Altöttinger Liebfrauenbote

16. Dankmesse für Motorradfahrer in Altötting – Predigt von Br. Georg Greimel

Unterwegs mit leichtem Gepäck

Die meisten Menschen können sich oft nur schwer von ihrem Besitz trennen und schleppen viel zu viel unnötiges Gepäck auf ihrem "Pilgerweg auf Erden" mit sich herum. Beim diesjährigen Dank-Gottesdienst für Motorradfahrer am 23. September empfahlen die Organisatoren vom Initiativkreis Junge Wallfahrt (IK) und der Prediger beim Freiluft-Gottesdienst auf dem Kapellplatz, Kapuzinerpater Br. Georg Greimel, den Bikern daher sich auf "das Wesentliche" zu konzentrieren, wie dieses Jahr das Wallfahrtsmotto lautete.

Szene aus dem kurzen Rollenspiel (siehe Text) mit Günter Wewerka und Elke Zellner vom IK; im Hintergrund Br. Georg Greimel (l.) und Br. Andreas Kaiser.
Szene aus dem kurzen Rollenspiel (siehe Text) mit Günter Wewerka und Elke Zellner vom IK; im Hintergrund Br. Georg Greimel (l.) und Br. Andreas Kaiser.

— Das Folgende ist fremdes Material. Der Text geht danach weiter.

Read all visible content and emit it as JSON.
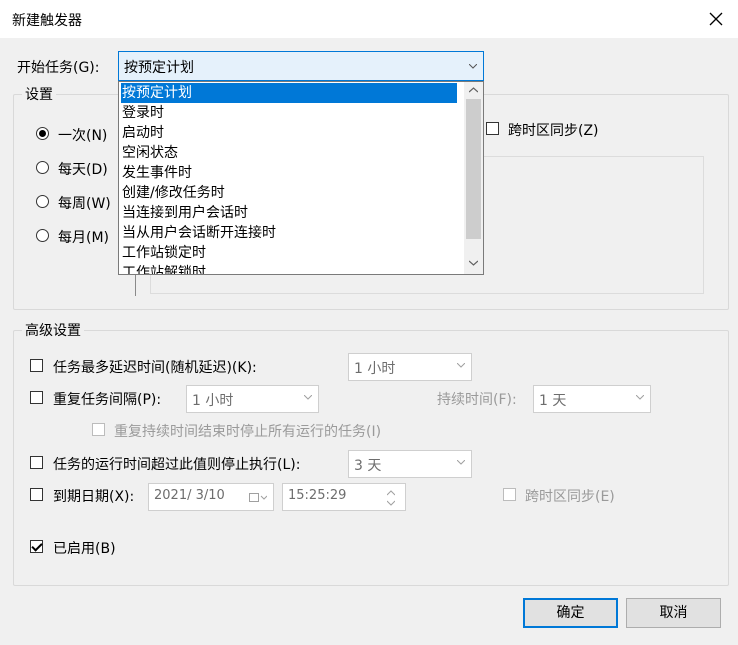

Günter Wewerka vom IK begrüßte heuer rund 500 Biker zum insgesamt 16. und leider "ersten richtig verregneten Motorrad-Dankgottesdienst" in Altötting. Die ersten Ausläufer von Sturmtief "Fabienne" waren nicht nur beim Freiluft-Gottesdienst zu spüren, sondern sorgten auch für eine weitaus geringere Teilnehmerzahl als sonst. Diejenigen, die dem schlechten Wetter trotzten, erlebten ein kleines "Hoch" immerhin beim Gottesdienst, der wie üblich von den Organisatoren sehr kreativ und von der Musikgruppe "Arche Noah" aus Tann musikalisch sehr schwungvoll gestaltet wurde.

Eine Gestaltung mit Schwung und Elan, die auch das Motorradfahren kennzeichnen. "Biken ist Erleben pur", stellte Günter Wewerka fest. In einem kurzen Rollenspiel vor dem Gottesdienst versuchte er eine Mitfahrerin davon zu überzeugen, dass zu viel Gepäck dieses Fahr-Erlebnis nur störe. Auf "das Wesentliche" kommt es eben an. "Was ist das Wesentliche? Was macht uns als Christen aus?", fragte er schließlich und lud die Gottesdienstteilnehmer zu ein paar Minuten Stille ein, um über diese Fragen nachzudenken.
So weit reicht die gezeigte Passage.